Minister of State for Petroleum Resources, Timipre Sylva, has said that though Climate Change is a serious challenge to Africa but the alarming level of energy poverty needs serious attention.
Sylva made this known on Thursday, at a three day, Nigeria-Africa Natural Resources and Energy Investment Summit in Abuja.
He stressed that both climate change and energy poverty should be addressed in a sustainable manner, adding that it should be a win-win situation.
He added that implication surrounding energy poverty, climate and sustainable development were not mutually exclusive.
The minister said in the face of the current high level of energy poverty worldwide, especially in Africa, all energy sources would be required to achieve sustainable development goal by providing access to affordable, reliable and modern energy.
” At the core of this challenge is the issue of climate change that is eliciting clamour for transition to greener energy sources to reduce carbon emission.
“It is imperative that every nation and region come up with a green initiative to foster a collective combat against the incessant threat to the planet caused by carbon emission, as such initiatives must be bold, decisive and on target.
“It should however be borne in mind that such initiatives should reflect the realities and conditions prevailing in these places, particularly the socio-economic development and energy needs.
“The key consideration in every country’s energy policy should be pivoted on energy security; this constitutes a very high priority goal for nations all over the globe; the reason is not far-fetched, as energy propels economic growth.
“That makes energy security synonymous with optimum and sustainable economic growth; energy is an indispensable ingredient for human development and socio-economic prosperity. It is central to jobs creation, security, health, and other challenges facing humans,” he said.
According to him, this is why access to energy is prominently addressed in the UN Agenda 2030 for Sustainable Development Goals, in particular, SDG 7 focusses on access to affordable, reliable, sustainable and modern energy for all, as a fundamental right.
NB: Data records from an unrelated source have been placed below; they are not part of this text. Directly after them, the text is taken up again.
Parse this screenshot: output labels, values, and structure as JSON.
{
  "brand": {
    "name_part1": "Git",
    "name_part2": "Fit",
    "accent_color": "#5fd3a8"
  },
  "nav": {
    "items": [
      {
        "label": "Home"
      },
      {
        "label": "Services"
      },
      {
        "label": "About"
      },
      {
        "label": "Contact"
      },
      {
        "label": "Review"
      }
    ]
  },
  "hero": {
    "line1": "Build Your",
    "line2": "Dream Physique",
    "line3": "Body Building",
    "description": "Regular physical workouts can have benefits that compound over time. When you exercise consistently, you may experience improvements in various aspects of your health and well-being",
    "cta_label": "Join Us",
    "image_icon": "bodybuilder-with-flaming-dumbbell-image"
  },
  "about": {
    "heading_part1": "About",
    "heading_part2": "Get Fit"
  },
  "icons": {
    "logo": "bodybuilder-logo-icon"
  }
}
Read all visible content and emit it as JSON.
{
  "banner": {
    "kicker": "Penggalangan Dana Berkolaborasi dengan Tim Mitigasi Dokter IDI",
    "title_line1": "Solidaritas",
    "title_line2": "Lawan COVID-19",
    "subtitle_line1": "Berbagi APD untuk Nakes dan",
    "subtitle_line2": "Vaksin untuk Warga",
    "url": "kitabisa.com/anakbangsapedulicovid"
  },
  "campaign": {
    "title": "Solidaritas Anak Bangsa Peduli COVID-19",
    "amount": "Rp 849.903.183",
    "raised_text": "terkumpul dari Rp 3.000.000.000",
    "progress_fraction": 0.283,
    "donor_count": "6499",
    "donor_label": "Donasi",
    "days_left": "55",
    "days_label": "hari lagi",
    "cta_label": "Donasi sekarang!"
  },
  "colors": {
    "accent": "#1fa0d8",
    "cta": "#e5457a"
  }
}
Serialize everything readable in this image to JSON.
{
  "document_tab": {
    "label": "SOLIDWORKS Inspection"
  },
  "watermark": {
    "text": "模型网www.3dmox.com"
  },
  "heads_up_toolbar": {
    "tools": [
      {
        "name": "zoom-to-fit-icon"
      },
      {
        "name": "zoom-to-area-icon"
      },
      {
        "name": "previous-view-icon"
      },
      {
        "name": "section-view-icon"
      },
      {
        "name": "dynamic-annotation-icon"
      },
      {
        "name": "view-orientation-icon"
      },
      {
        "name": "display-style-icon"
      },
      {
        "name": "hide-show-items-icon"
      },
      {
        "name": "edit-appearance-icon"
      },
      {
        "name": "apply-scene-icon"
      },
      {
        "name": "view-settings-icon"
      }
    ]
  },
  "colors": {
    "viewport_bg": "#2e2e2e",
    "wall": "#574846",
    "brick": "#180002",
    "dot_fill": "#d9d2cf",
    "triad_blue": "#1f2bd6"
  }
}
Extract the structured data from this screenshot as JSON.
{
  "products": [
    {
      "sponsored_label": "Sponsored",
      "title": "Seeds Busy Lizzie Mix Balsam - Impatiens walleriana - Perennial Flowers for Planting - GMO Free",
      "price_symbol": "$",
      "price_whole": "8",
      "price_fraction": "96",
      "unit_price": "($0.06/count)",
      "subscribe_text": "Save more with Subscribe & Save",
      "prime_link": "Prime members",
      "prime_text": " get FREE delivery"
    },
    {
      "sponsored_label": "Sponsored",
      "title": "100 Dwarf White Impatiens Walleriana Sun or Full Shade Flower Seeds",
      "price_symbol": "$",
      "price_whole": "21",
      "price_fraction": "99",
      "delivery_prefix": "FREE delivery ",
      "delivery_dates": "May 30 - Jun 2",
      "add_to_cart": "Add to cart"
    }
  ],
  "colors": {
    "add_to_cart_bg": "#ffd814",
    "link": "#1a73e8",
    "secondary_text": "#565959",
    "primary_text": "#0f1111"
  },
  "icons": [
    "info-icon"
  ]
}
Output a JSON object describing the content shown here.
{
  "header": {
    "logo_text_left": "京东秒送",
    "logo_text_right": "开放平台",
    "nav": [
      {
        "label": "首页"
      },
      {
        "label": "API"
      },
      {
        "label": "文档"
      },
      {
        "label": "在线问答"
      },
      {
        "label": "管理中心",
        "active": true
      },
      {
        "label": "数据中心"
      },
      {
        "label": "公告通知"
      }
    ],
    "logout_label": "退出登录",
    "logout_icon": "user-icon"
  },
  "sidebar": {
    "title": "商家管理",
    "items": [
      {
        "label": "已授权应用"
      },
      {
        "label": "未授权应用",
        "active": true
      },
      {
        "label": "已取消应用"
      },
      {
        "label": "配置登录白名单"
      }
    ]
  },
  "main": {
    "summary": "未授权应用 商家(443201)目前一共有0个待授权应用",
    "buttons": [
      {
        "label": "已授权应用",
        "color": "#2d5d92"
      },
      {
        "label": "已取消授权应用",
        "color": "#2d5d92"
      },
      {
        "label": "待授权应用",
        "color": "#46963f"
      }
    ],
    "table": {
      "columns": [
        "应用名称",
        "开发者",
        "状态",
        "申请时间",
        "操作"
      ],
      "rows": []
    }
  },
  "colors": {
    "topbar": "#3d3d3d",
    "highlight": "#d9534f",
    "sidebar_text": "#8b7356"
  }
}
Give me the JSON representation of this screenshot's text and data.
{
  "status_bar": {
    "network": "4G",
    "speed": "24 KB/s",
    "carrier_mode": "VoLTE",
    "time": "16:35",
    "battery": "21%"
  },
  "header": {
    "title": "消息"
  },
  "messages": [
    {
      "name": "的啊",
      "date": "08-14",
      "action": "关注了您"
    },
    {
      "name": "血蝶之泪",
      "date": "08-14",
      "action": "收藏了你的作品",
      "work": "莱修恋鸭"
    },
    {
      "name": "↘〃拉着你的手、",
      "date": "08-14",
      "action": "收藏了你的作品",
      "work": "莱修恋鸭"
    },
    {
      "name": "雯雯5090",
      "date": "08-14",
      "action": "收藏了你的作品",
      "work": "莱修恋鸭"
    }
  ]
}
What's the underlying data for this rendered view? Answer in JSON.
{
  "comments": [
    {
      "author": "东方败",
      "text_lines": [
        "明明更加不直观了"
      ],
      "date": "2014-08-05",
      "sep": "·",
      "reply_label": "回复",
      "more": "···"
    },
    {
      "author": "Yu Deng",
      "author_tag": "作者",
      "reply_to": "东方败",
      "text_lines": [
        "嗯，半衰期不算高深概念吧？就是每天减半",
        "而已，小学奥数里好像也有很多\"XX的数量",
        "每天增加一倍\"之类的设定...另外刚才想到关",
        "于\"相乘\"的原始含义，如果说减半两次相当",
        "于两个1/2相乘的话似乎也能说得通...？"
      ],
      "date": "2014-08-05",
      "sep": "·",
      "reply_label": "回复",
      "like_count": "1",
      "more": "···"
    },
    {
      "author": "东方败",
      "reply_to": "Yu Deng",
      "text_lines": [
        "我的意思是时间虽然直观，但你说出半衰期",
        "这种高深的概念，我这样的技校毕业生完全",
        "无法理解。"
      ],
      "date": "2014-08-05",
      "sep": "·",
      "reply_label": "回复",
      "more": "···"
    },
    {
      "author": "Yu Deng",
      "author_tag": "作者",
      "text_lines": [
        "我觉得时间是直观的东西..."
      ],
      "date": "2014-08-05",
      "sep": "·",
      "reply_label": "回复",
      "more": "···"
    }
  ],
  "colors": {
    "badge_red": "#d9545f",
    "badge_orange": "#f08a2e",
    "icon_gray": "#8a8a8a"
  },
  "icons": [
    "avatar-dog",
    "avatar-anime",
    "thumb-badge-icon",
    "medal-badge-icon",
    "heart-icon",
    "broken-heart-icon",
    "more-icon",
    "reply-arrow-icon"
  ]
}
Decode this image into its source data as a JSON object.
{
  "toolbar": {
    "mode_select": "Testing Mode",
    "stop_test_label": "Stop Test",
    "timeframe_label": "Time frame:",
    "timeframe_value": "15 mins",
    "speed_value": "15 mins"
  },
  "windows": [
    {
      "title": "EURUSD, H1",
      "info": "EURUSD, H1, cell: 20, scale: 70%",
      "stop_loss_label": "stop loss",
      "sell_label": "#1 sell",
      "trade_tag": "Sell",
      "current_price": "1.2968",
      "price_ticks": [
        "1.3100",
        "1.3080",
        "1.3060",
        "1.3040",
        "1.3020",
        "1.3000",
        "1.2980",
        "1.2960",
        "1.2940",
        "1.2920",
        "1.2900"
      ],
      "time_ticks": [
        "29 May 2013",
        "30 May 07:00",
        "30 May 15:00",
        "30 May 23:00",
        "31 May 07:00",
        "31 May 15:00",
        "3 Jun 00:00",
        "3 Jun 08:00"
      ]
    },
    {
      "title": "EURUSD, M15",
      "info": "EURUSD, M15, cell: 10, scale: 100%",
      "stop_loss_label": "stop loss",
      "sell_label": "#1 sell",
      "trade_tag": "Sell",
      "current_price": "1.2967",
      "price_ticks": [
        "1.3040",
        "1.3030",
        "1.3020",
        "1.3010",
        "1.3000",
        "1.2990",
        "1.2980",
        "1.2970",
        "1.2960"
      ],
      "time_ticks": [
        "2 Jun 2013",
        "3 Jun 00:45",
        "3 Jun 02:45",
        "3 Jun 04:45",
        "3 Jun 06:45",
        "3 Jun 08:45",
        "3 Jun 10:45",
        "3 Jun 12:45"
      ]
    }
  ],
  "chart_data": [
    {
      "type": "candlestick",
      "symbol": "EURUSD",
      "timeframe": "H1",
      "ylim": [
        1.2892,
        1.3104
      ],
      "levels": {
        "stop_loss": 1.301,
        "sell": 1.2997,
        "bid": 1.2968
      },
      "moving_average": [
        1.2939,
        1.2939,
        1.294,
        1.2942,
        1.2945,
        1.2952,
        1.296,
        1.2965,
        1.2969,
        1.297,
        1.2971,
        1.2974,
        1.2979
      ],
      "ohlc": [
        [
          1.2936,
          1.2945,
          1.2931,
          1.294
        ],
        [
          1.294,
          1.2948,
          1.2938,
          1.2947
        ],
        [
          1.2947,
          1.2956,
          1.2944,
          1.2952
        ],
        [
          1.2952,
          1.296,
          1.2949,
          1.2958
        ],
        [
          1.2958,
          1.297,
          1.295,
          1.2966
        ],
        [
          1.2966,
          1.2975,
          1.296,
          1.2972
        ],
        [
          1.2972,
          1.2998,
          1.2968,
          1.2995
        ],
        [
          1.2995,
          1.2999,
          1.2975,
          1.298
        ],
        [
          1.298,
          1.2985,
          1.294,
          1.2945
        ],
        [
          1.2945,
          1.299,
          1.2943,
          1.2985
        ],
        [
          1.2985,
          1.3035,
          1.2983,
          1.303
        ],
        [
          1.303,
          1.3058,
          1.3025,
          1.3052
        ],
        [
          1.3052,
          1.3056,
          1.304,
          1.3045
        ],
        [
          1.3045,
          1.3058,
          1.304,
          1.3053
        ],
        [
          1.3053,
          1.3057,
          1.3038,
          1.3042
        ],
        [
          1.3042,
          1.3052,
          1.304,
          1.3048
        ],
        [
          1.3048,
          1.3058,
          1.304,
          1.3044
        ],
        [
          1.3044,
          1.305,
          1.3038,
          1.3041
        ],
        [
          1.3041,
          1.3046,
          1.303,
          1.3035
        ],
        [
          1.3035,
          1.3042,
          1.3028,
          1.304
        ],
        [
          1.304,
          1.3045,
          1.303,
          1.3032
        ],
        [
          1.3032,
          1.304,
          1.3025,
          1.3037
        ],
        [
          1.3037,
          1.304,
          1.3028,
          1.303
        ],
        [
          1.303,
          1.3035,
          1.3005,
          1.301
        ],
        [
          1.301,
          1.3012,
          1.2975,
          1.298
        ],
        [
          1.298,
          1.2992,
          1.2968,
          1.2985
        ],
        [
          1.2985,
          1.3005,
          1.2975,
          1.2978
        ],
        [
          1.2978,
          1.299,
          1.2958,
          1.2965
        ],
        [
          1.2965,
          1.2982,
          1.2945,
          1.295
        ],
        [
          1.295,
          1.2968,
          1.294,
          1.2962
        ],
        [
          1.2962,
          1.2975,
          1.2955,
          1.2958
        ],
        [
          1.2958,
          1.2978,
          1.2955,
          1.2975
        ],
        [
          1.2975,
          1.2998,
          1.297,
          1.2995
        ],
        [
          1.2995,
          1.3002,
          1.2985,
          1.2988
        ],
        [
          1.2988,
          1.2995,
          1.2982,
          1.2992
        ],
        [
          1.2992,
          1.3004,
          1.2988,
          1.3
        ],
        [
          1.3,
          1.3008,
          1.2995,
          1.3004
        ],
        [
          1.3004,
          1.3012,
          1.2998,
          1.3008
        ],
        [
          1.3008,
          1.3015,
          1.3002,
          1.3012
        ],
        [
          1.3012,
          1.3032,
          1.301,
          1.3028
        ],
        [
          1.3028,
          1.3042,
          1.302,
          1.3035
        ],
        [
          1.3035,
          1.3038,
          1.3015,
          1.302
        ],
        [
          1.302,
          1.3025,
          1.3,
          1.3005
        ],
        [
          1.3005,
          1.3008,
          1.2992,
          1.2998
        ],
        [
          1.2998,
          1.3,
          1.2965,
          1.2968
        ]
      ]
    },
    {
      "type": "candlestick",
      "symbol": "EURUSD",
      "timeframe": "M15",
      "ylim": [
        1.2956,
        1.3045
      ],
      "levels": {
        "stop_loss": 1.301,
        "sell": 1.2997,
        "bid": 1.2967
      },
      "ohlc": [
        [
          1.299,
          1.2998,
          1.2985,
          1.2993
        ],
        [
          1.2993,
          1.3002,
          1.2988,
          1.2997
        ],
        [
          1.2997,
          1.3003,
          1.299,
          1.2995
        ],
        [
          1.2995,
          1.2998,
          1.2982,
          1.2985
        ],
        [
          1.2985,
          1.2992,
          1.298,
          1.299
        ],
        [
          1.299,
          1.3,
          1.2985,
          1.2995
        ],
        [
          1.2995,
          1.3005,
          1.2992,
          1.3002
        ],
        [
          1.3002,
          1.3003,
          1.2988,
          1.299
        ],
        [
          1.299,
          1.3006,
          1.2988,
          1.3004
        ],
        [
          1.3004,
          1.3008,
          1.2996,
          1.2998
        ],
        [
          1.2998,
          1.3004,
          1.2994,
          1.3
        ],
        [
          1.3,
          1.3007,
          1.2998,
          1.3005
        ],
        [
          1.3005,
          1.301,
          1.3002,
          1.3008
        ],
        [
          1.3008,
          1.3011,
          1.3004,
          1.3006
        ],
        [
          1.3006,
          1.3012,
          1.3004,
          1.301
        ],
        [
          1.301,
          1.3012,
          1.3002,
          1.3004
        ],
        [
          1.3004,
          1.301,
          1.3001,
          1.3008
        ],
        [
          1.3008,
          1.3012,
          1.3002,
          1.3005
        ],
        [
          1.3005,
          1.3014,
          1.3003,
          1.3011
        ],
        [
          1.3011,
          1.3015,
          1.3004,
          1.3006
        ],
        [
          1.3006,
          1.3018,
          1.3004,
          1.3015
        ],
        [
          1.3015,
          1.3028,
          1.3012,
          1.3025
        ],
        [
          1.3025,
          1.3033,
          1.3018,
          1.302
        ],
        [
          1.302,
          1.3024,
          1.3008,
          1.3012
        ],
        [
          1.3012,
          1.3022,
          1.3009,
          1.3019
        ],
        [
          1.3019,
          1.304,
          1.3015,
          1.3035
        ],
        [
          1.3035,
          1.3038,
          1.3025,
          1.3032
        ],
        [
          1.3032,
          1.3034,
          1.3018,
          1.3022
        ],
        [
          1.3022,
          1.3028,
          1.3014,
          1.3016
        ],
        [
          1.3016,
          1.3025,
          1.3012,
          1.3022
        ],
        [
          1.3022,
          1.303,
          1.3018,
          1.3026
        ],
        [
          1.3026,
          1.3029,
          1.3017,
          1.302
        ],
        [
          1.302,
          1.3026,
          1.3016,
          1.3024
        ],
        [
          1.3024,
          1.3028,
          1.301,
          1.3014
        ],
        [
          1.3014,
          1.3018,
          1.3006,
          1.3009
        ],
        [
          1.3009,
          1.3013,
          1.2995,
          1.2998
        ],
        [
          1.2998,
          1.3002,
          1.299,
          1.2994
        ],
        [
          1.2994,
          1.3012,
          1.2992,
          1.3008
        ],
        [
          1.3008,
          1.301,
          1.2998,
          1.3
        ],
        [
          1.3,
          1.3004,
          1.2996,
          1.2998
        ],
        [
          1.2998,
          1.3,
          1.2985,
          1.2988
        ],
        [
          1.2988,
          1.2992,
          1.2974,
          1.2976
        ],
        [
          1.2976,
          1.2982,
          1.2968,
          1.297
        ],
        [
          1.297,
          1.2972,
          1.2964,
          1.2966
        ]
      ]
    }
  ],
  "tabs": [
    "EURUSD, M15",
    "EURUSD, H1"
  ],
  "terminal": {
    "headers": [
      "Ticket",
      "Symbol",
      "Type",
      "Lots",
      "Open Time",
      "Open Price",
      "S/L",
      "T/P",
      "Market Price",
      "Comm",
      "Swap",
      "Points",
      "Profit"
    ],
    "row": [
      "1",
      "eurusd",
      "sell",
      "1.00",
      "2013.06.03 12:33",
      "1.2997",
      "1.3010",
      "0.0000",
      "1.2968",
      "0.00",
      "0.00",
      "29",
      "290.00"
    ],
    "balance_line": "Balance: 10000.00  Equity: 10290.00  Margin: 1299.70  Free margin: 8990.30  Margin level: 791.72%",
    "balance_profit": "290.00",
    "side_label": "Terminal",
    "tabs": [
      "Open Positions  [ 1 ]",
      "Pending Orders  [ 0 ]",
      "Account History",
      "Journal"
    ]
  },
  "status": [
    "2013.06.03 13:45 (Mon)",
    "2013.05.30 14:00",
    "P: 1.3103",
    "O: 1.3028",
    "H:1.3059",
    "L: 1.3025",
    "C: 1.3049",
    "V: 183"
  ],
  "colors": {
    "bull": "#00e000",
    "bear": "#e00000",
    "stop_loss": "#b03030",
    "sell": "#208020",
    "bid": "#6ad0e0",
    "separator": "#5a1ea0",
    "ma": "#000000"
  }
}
He said as at today, energy poverty was still much prevalent in the world, especially in Africa where millions of people do not have access to electricity or clean cooking fuels.
Quoting the UN data, he said that about 760 million people lack access to electricity worldwide, with three out of four of them living in sub-Saharan Africa.
He explained that one-third of the world’s population (about 2.6 billion people) had no access to clean cooking fuels, with over 900 million of these in sub-Saharan Africa.
He stated that only 48 per cent of Sub-Saharan Africa population had access to electricity, while only 18 per cent also have access to clean cooking fuels, compared with a global average of 90 per cent and 70 per cent respectively.